Spider-Man had taken Gwen on a swing—just to cheer her up, just to make her laugh again—and somehow that turned into them landing quietly on the edge of a half-built skyscraper downtown. The city stretched beneath them in golden lights and deep shadows, glass towers reflecting stars like they belonged to them.

They sat on a steel beam, legs dangling over the edge, snack bag between them, music playing low from Gwen’s phone tucked into her hood.

Neither spoke much.

Then he hung upside down again, just because it made her laugh. The sound was soft this time, tired maybe, but real. She leaned back, looking up at him.

“Why do you always try so hard to make me smile?” she asked, her voice small.
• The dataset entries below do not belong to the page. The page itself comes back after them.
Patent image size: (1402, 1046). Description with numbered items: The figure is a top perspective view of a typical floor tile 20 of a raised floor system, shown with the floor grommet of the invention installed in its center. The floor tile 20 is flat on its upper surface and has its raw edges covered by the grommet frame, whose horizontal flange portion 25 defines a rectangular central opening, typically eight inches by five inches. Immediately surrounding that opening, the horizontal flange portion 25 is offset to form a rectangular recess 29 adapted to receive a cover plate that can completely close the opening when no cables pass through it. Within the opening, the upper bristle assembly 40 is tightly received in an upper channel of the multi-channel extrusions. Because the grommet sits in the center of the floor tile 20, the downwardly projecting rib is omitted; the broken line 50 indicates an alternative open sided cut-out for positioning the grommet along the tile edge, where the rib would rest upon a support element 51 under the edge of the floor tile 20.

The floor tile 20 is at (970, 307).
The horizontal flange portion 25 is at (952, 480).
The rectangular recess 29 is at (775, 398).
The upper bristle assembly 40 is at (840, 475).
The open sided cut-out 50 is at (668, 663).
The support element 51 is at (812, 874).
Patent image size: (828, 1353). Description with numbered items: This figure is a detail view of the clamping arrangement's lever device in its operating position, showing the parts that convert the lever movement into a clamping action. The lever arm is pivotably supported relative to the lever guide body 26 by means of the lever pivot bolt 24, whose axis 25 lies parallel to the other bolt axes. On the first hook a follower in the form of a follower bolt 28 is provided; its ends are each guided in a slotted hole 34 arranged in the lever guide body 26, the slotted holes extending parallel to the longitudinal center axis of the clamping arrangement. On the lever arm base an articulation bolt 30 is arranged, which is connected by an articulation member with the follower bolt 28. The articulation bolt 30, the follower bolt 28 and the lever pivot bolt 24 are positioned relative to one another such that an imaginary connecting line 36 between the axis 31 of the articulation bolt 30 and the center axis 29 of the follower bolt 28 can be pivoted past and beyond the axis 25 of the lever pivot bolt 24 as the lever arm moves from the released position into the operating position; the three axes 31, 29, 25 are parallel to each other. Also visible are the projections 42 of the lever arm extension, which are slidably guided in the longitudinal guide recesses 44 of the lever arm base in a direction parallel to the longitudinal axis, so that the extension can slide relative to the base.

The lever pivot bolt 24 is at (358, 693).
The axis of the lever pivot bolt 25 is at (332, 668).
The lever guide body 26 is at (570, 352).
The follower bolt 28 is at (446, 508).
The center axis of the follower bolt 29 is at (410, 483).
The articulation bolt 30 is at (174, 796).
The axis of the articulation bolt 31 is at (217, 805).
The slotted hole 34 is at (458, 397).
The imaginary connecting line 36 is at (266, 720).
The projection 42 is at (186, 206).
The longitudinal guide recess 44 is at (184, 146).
Honest.

“I don’t try,” he said. “You just matter.”

Her heart clenched.

He was still hanging there, mask fluttering slightly in the breeze. His mouth peeking out just from under the half-on mask, those white lenses blinking softly.

And something inside her just tipped over.

She leaned in—hesitant at first—but when their lips met, all that hesitation melted.

It was not a soft kiss.

It was slow at first, then sudden. Heat surged between them as their mouths moved together, deeper. There was tongue—God, there was tongue—and it felt like a live wire running between their chests. His fingers gripped the webline tighter. Hers slid up to his face. Her heart thudded so loud it drowned out the city.

Too much.

Too good.

Too real.

And when she pulled back, gasping slightly, her eyes widened.

He hadn’t moved. He was just staring at her through the mask, stunned.

She stepped back, realization hitting her all at once.

“I—” she shook her head, panic creeping in. “I can’t—Miles—no—oh my god—”

 

She didn’t wait for him to say anything.

She turned, heart hammering, stumbling across the beam to the rooftop access, barely able to breathe.

She kissed Spider-Man.

She kissed Spider-Man and it felt like falling in love and falling off a cliff at the same time and she didn’t even know why she did it because her heart was already spoken for—or she thought it was—

She ran.

Ran like if she stayed another second, she’d burst into tears or blurt out something she couldn’t take back.

And high above the city, still hanging from a single web, Spider-Man touched his lips like he couldn’t believe it had just happened.

Like maybe it broke something open.

Or maybe it was the beginning of everything.